Teledyne and Triumph did not answer requests for comment.
Boeing declined to comment about individual suppliers.
The planemakers’ strategy toward suppliers had already triggered consolidation as companies looked to bolster their negotiating power.
Now, Boeing and Airbus face a dilemma between letting industrial juggernauts like Raytheon Technologies , with a $95 billion market value, absorb smaller companies and boost their pricing power, or shelling out precious cash to bring technology in-house.
Teledyne joins Kansas-based Spirit AeroSystems , Britain’s GKN [GKNHL.UL], Montreal-based Heroux-Devtek , and many others in shedding jobs.

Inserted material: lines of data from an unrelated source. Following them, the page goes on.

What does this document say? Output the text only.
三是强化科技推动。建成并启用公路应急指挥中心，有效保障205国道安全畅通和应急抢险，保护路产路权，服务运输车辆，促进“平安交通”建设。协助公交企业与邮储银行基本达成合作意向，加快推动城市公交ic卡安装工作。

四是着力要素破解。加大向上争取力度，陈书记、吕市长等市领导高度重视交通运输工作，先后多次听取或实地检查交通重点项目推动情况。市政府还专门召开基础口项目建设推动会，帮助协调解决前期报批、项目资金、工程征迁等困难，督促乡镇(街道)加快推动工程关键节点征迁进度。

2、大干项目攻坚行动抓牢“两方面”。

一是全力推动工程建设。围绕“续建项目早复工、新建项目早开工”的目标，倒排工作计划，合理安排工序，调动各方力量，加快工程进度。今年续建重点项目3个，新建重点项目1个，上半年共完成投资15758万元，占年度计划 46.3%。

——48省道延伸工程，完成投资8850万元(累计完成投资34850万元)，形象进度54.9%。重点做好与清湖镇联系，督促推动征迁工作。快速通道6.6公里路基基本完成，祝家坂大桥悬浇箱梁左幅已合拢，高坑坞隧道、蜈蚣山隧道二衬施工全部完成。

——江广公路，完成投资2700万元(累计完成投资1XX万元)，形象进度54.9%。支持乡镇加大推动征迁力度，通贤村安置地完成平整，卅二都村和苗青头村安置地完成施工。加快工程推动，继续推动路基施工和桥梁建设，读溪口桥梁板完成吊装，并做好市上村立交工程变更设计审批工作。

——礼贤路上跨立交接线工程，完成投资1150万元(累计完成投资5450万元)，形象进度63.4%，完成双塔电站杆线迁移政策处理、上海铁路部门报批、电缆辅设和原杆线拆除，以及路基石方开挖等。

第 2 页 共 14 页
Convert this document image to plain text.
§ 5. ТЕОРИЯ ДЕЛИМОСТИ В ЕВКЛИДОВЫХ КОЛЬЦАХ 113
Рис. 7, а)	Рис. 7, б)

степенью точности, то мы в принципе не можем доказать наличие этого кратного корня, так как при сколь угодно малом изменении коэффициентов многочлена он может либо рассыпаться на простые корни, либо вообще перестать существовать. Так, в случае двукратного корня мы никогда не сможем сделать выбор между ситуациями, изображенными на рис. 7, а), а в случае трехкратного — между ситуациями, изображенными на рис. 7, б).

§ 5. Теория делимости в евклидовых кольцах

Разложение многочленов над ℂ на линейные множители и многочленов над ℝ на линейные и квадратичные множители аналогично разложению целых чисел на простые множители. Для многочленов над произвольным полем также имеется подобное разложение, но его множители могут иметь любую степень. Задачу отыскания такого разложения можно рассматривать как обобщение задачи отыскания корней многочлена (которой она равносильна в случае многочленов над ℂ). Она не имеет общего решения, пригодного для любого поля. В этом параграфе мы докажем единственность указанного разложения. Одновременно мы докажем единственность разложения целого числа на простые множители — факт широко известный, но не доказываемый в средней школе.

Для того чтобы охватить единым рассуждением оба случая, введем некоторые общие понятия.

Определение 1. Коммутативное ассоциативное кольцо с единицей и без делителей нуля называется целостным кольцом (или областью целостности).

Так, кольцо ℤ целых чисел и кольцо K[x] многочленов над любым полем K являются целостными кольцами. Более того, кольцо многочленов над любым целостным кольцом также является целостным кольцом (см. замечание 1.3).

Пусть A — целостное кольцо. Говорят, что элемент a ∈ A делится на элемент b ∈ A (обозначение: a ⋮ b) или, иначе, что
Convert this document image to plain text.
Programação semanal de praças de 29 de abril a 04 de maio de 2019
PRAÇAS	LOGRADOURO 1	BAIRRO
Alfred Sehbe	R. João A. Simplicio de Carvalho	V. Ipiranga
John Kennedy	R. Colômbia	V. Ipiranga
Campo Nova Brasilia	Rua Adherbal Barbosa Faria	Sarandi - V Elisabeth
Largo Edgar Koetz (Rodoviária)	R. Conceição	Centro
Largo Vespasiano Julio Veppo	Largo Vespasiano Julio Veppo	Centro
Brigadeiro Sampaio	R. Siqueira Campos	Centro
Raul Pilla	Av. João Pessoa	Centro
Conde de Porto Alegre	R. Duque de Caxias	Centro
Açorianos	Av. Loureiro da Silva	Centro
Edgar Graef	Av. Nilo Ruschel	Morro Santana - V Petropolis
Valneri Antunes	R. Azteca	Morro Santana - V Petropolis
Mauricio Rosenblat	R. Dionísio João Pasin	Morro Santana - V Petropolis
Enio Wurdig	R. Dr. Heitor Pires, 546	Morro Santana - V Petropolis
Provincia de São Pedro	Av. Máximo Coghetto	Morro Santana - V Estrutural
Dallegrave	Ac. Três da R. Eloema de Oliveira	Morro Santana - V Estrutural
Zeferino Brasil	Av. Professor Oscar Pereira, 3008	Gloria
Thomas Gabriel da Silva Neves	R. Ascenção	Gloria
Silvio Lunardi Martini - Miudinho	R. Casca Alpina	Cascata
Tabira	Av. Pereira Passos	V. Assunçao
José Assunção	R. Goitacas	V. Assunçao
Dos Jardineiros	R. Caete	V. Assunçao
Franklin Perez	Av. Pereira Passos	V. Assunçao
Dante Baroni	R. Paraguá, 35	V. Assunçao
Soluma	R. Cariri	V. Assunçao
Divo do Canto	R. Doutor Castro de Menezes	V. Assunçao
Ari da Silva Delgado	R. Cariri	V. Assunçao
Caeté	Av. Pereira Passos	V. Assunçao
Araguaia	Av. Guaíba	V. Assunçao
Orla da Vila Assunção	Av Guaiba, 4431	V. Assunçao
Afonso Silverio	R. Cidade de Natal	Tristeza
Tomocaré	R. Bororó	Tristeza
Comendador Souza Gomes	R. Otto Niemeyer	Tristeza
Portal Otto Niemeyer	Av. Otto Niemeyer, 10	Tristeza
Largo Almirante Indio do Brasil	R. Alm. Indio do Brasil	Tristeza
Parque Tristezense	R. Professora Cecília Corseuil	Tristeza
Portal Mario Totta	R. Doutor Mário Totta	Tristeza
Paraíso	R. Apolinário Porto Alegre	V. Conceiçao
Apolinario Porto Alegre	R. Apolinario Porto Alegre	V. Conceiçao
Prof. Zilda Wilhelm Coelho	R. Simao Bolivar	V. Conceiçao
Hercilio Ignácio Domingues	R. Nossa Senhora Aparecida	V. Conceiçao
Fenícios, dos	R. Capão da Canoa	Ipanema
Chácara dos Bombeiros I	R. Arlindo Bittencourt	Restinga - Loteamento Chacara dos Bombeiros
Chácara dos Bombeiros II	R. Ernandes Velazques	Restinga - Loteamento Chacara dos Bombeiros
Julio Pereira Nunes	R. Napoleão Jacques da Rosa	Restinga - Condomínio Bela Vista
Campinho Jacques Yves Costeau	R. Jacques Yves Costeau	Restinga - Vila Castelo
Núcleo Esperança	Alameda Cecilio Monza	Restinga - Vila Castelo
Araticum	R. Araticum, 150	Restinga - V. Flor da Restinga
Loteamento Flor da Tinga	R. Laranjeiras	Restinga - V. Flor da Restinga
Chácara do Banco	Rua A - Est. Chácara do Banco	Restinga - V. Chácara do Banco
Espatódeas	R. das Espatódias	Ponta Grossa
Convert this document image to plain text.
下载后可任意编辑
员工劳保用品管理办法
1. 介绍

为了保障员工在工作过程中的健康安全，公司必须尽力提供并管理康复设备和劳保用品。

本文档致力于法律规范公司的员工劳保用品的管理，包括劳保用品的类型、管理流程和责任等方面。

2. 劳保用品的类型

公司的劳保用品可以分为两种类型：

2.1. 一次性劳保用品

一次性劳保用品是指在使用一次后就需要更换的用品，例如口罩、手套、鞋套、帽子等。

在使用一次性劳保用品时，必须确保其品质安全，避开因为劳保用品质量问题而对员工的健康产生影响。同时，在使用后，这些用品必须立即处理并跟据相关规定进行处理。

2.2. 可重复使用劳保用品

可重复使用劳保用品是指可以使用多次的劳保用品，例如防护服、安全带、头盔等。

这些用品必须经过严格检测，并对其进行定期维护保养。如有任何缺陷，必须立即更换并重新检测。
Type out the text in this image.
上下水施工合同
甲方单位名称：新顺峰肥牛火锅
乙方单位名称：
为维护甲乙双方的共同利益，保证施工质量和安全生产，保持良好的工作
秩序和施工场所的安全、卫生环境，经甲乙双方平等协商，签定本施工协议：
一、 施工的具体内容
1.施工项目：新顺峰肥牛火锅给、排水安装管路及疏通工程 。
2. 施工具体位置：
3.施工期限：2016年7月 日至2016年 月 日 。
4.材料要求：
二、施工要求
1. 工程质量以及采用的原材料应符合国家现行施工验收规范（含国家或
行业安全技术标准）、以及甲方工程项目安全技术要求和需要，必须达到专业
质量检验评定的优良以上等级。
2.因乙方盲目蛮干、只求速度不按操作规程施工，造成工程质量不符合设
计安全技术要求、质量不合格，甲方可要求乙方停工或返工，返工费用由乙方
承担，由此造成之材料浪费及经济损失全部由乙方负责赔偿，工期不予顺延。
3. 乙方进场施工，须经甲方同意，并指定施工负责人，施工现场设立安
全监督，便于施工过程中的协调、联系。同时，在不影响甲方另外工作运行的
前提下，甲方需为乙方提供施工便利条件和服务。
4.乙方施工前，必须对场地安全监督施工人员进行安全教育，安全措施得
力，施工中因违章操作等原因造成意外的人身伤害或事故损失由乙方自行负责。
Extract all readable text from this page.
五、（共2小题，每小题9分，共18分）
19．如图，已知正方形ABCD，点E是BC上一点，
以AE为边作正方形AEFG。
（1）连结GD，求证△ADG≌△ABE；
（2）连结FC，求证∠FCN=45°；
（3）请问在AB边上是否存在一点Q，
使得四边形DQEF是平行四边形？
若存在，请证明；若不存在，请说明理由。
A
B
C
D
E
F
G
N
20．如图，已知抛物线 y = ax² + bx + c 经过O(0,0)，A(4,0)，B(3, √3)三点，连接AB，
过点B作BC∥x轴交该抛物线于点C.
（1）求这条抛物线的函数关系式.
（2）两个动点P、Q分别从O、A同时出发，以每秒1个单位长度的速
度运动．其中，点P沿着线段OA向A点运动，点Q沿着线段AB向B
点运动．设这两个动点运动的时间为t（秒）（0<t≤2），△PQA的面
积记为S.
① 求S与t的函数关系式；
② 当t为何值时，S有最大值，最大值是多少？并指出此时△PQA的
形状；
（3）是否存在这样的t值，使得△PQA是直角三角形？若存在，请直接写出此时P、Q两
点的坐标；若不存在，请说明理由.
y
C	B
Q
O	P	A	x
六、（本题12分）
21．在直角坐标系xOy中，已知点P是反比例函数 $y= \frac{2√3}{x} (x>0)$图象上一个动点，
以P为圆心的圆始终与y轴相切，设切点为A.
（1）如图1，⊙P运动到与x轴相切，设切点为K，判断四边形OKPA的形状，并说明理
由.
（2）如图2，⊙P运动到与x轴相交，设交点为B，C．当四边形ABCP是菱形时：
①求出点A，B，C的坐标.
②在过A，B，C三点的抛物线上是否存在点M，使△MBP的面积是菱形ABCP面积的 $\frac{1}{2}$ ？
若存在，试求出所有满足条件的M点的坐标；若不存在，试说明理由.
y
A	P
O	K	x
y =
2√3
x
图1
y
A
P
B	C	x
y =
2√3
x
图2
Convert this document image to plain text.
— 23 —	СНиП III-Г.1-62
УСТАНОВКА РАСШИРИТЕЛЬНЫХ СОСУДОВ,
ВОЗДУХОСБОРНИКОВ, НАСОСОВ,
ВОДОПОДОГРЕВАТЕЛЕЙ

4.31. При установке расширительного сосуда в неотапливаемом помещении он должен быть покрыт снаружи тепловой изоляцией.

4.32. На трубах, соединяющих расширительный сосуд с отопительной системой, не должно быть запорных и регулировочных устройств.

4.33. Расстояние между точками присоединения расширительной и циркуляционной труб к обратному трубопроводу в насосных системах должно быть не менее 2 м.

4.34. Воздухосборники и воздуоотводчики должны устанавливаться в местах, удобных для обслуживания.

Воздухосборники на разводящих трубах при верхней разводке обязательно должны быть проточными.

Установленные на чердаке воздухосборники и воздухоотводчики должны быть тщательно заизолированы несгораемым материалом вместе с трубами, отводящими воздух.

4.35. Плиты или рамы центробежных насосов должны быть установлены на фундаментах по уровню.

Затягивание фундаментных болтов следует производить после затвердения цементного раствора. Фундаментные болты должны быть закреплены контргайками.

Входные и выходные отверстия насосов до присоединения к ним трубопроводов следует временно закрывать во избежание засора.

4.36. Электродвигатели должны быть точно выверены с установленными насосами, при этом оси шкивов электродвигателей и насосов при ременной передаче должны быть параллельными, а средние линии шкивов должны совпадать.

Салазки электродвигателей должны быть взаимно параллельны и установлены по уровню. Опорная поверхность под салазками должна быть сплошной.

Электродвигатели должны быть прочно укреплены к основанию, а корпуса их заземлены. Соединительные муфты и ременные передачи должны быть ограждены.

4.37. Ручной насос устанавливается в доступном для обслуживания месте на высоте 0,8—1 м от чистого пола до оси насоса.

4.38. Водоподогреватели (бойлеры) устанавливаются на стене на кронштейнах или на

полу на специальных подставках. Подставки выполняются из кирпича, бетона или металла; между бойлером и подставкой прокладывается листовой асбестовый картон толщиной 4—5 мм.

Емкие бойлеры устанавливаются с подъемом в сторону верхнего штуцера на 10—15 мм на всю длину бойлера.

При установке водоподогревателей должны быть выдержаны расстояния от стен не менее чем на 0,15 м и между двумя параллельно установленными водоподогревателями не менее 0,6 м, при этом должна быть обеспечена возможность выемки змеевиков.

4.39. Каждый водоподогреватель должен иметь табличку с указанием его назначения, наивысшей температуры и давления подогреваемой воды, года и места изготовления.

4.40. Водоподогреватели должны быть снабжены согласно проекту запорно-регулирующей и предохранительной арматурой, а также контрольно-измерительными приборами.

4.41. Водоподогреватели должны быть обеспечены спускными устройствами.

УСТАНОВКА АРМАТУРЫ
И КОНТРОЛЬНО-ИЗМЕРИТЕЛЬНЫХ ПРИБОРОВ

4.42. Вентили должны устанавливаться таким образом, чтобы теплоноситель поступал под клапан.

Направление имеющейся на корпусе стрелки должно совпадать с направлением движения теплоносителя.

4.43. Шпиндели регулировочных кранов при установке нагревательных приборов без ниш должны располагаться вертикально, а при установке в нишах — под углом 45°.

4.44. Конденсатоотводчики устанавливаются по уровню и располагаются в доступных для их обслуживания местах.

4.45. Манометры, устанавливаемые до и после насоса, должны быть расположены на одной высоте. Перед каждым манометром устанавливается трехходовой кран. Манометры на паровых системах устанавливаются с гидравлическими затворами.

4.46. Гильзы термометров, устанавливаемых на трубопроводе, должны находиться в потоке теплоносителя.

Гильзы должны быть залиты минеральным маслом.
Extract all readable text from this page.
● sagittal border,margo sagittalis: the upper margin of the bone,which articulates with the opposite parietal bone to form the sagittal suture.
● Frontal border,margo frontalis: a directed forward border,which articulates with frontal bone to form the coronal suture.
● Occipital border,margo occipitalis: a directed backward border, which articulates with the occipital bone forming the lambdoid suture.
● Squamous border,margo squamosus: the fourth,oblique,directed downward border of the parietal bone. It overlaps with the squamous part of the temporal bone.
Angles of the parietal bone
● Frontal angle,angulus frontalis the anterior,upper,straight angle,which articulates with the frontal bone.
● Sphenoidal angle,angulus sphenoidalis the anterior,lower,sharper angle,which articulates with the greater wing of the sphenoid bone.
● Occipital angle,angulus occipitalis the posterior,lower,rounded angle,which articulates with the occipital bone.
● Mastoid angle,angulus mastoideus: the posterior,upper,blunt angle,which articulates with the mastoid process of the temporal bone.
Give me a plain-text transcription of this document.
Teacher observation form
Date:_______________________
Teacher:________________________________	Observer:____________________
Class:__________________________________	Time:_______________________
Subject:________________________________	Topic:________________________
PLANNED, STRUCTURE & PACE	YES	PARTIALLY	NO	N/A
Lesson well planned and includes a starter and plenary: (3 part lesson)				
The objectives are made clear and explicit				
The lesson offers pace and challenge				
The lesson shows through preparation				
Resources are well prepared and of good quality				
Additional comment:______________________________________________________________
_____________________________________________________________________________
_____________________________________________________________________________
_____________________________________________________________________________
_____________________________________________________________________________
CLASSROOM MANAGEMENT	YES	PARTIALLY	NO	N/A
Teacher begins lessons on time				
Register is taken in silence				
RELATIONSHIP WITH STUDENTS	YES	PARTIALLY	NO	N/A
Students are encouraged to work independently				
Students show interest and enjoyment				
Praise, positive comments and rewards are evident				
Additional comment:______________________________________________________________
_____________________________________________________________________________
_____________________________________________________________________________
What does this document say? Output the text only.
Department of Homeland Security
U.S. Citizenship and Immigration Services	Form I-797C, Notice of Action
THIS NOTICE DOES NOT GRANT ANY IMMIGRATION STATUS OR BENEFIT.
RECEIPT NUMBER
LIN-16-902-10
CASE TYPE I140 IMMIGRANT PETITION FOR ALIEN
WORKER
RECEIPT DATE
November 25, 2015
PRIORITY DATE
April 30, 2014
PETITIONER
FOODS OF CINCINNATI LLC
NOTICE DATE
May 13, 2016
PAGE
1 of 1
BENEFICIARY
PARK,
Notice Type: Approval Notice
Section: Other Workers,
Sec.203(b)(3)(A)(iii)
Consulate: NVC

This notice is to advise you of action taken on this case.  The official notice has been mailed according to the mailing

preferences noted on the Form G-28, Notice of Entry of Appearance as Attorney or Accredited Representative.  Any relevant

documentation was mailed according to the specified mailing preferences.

The downturn has led to grumbling from some suppliers that Boeing is not pulling its weight.
Boeing argues it poured billions of dollars into the supply chain by producing 737 MAXs for months even after the jet was grounded in March 2019, people familiar with its thinking say.
Boeing, which has also invested heavily in its factory and hiring to prepare for higher output, bears more of the risk throughout multibillion-dollar programs, they add.
“There are so many mouths to feed and not enough food to go round,” one supply chain source said.
In April, Boeing bypassed the government support it had initially lobbied for and raised $25 billion in debt, one of the largest investment-grade bond issues of all time.
At the time, Boeing said the sale would “keep liquidity flowing through our business and the 17,000 companies in our industry’s supply chain.” Boeing has also paid Spirit $225 million for fuselages it did not immediately need.
Now, industry sources say Boeing is putting pressure on its largest “tier 1” suppliers to flow money down to smaller “tier 3” and “tier 4” parts manufacturers, some of which have also applied for the COVID-related U.S. payroll protection program.
Kevin Michaels, managing director of AeroDynamic Advisory, said Boeing needed to do more, such as paying supplier invoices in 60 days instead of 90, and backing off on a campaign to bring in-house technology long-supplied by outside firms.
With failures likely, planemakers face potential parts and skill shortages, Michaels said.